Daily Mirror (Northern Ireland)
TRIBUTE TO HEROIC GREAT-GRANNY
This week, we paid tribute to the millions of servicemen who gave their lives for our freedom, but as part of our regular feature celebrating the amazing lives of ordinary people, the story of Constance Baker, a Norfolkborn seamstress who helped injured First World War soldiers, is told today by her greatgrandson Timothy Warner…
He writes: “There is a blue plaque on the school in Marham, Norfolk, where my great-granny Constance Baker, née Ketteringham, attended in 1874. Born into poverty in 1868, she left the area with her parents when she was six and moved to Kensington, London.
“My grandmother Aderline Warner, née Baker, one of Constance’s eight children, told me all about my kind and brave greatgrandmother.
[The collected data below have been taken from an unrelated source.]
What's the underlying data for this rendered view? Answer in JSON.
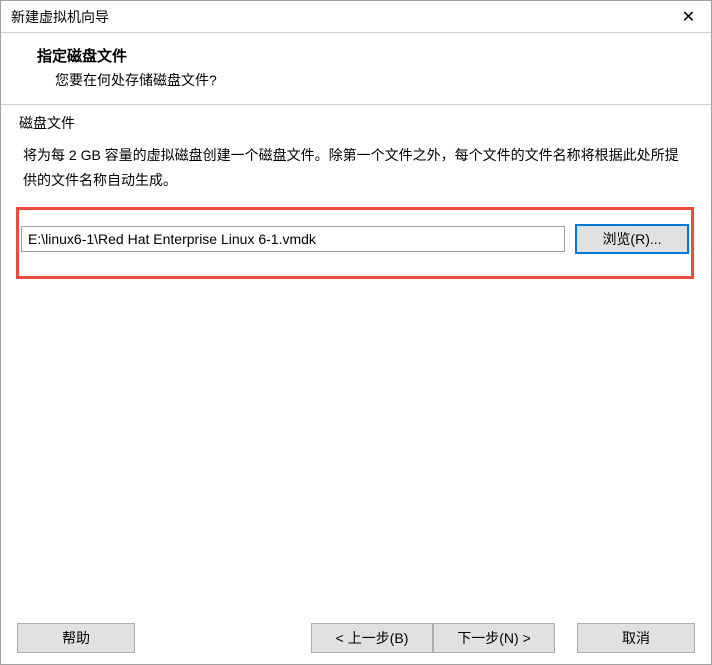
{
  "window": {
    "title": "新建虚拟机向导"
  },
  "header": {
    "title": "指定磁盘文件",
    "subtitle": "您要在何处存储磁盘文件?"
  },
  "content": {
    "fieldset_label": "磁盘文件",
    "description": "将为每 2 GB 容量的虚拟磁盘创建一个磁盘文件。除第一个文件之外，每个文件的文件名称将根据此处所提供的文件名称自动生成。",
    "file_path": "E:\\linux6-1\\Red Hat Enterprise Linux 6-1.vmdk",
    "browse_label": "浏览(R)..."
  },
  "footer": {
    "help_label": "帮助",
    "back_label": "< 上一步(B)",
    "next_label": "下一步(N) >",
    "cancel_label": "取消"
  }
}
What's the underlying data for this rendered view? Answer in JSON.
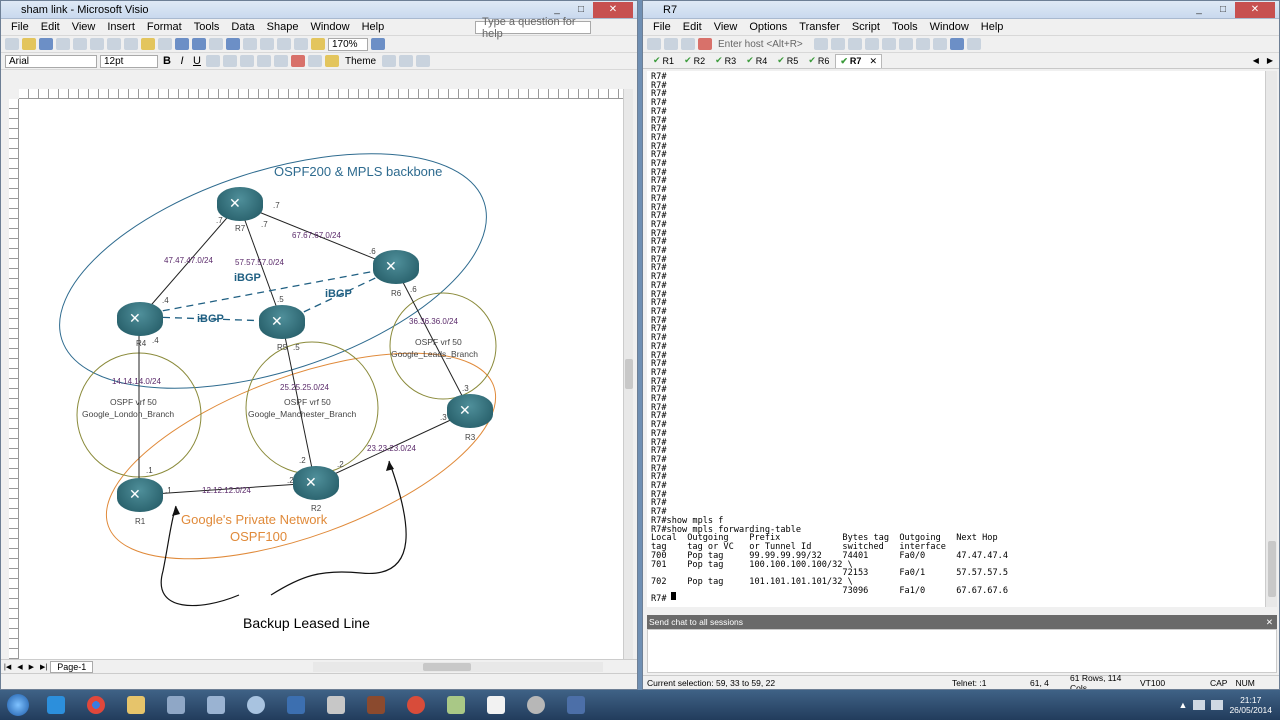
{
  "visio": {
    "title": "sham link - Microsoft Visio",
    "menu": [
      "File",
      "Edit",
      "View",
      "Insert",
      "Format",
      "Tools",
      "Data",
      "Shape",
      "Window",
      "Help"
    ],
    "help_placeholder": "Type a question for help",
    "zoom": "170%",
    "font": "Arial",
    "font_size": "12pt",
    "theme_label": "Theme",
    "page_tab": "Page-1",
    "diagram": {
      "backbone_title": "OSPF200 & MPLS backbone",
      "network_title": "Google's Private Network",
      "network_sub": "OSPF100",
      "backup_label": "Backup Leased Line",
      "routers": [
        "R7",
        "R6",
        "R4",
        "R5",
        "R3",
        "R1",
        "R2"
      ],
      "links": [
        "47.47.47.0/24",
        "57.57.57.0/24",
        "67.67.67.0/24",
        "14.14.14.0/24",
        "25.25.25.0/24",
        "36.36.36.0/24",
        "12.12.12.0/24",
        "23.23.23.0/24"
      ],
      "ibgp": [
        "iBGP",
        "iBGP",
        "iBGP"
      ],
      "sites": [
        {
          "vrf": "OSPF vrf 50",
          "name": "Google_London_Branch"
        },
        {
          "vrf": "OSPF vrf 50",
          "name": "Google_Manchester_Branch"
        },
        {
          "vrf": "OSPF vrf 50",
          "name": "Google_Leads_Branch"
        }
      ],
      "ifaces": {
        "r7_a": ".7",
        "r7_b": ".7",
        "r7_c": ".7",
        "r6_a": ".6",
        "r6_b": ".6",
        "r4_a": ".4",
        "r4_b": ".4",
        "r5_a": ".5",
        "r5_b": ".5",
        "r3_a": ".3",
        "r3_b": ".3",
        "r1_a": ".1",
        "r1_b": ".1",
        "r2_a": ".2",
        "r2_b": ".2",
        "r2_c": ".2"
      }
    }
  },
  "securecrt": {
    "title": "R7",
    "menu": [
      "File",
      "Edit",
      "View",
      "Options",
      "Transfer",
      "Script",
      "Tools",
      "Window",
      "Help"
    ],
    "host_placeholder": "Enter host <Alt+R>",
    "tabs": [
      "R1",
      "R2",
      "R3",
      "R4",
      "R5",
      "R6",
      "R7"
    ],
    "active_tab": "R7",
    "prompt_lines": 51,
    "prompt": "R7#",
    "output": [
      "R7#show mpls f",
      "R7#show mpls forwarding-table",
      "Local  Outgoing    Prefix            Bytes tag  Outgoing   Next Hop",
      "tag    tag or VC   or Tunnel Id      switched   interface",
      "700    Pop tag     99.99.99.99/32    74401      Fa0/0      47.47.47.4",
      "701    Pop tag     100.100.100.100/32 \\",
      "                                     72153      Fa0/1      57.57.57.5",
      "702    Pop tag     101.101.101.101/32 \\",
      "                                     73096      Fa1/0      67.67.67.6",
      "R7#"
    ],
    "chat_label": "Send chat to all sessions",
    "status": {
      "selection": "Current selection: 59, 33 to 59, 22",
      "protocol": "Telnet: :1",
      "position": "61,  4",
      "size": "61 Rows, 114 Cols",
      "emulation": "VT100",
      "caps": "CAP",
      "num": "NUM"
    }
  },
  "taskbar": {
    "time": "21:17",
    "date": "26/05/2014"
  },
  "colors": {
    "backbone": "#2e6b8f",
    "private": "#e08a3a",
    "site": "#8a8a3a",
    "link_label": "#5a2a6a",
    "ibgp": "#1f5f82"
  }
}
And this week, to mark Armistice Day, posters were put up outside
Shepherds Bush Library in Hammersmith, West London, dedicated to my great-granny, who lived in Fulham during the Great War.
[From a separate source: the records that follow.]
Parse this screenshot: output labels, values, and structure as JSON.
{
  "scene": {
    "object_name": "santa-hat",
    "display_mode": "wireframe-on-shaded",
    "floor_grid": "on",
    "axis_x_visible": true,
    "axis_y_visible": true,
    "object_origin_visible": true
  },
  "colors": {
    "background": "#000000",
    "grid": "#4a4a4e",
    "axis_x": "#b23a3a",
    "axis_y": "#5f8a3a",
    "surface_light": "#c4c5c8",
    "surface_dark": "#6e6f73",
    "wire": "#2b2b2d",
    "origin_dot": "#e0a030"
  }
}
“Constance left school at 10 and trained as a seamstress, creating hoop dresses for ladies, and then bustle dresses when the fashions changed in 1881.
“She met and fell in love with her future husband John Baker at the theatre where he worked in the ticket office at night to make extra money on top of his bus conductor wages.
“Through his connections with the actresses and opera singers, Constance began to make their stage clothes at far more competitive prices, and so her dressmaking fame grew. When the Great War started, mother-of-eight Constance and her husband John put on entertainment for the troops at Bishops Park in Fulham, but after one of their sons was killed, she opened up their house to wounded soldiers returning from the front.
“Much of the family’s wealth was then spent on feeding and helping the broken young men, earning her the name Mother of the Wounded, which was inscribed on her tombstone in Brompton Cemetery in Kensington when she died, aged 61, in 1929.
“After a battle with English Heritage to have her war effort recognised, a blue plaque to Constance was also erected at
Bishops Park in January earlier this year. At long last, I am proud that her heroic efforts have been properly remembered.”